Television advertising lasting one second

A blipvert is a very brief television advertisement, lasting one second. The word is a portmanteau of blip, a brief sound, and advertisement.

The term and concept were used in the 1985 film Max Headroom: 20 Minutes into the Future and in Blipverts, the first episode of the 1987 science fiction television show Max Headroom. In the film and TV show, "blipverts" were new high-speed, concentrated, high-intensity television commercials lasting about three seconds. Their purpose was to prevent the channel-switching that may occur during standard-length commercials, but they had the side-effect of making some viewers explode. They were invented as a MacGuffin to drive the plot.

== Real-life examples of compressed advertising ==
Real life advertisements have been cited as benefiting from a "blipvert effect", in which viewers recall the advertisements better.

Master Lock, which had already made the image of a padlock shot by a sharpshooter into a lasting advertising image with their ad in the Super Bowl in 1974, incorporated that video image, along with its logo, in a one-second-long television commercial in 1998. Advertising Age, in describing why the concept did not catch on, said that is "difficult to do much with a one-second ad".

In 2002, MuchMusic introduced promos that consisted of one of twelve images of a VJ posing in front of the network's logo, lasting for only 1/60th of a second each. The "quickies" were recognized with a Guinness World Record for the world's shortest television commercial.

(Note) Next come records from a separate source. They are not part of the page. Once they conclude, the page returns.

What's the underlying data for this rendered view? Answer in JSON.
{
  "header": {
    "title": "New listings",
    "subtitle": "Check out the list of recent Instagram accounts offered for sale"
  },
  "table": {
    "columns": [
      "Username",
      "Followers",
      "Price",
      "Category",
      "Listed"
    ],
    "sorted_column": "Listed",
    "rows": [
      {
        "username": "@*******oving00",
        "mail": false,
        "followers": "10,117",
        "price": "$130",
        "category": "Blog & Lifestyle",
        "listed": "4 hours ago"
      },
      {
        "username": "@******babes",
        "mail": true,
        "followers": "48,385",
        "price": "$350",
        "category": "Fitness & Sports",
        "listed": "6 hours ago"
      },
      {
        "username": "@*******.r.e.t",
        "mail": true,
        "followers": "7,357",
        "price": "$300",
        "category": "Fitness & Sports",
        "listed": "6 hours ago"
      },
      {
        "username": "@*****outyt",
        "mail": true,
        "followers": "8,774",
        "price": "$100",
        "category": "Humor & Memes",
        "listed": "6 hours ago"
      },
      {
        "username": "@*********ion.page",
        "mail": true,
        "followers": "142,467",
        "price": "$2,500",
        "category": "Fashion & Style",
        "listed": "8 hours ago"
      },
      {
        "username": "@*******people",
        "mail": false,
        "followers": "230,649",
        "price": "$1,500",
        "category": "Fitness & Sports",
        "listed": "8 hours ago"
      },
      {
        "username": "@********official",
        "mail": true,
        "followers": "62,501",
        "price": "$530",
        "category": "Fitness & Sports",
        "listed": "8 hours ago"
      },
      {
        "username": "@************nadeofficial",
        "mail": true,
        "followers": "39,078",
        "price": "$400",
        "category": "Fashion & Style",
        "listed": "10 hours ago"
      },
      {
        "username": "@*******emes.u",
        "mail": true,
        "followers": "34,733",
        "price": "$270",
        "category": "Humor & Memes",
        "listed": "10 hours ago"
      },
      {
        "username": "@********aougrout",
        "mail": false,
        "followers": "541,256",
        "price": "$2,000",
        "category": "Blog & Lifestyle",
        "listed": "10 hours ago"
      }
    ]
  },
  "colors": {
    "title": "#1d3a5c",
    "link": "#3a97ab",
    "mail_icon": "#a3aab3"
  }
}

In May 2006, GE introduced "One Second Theater", television commercials with additional material included as individual frames in the last second of the ad, for frame-by-frame viewing with digital video recorders. When viewed at normal speed, the frames flash by rapidly, much like blipverts.

Miller Brewing Company aired a one-second ad during the Super Bowl XLIII football game in February 2009. The ad featured Windell Middlebrooks, who had been featured in Miller High Life ads since 2006, standing in a warehouse filled with High Life boxes and quickly shouting "High Life!"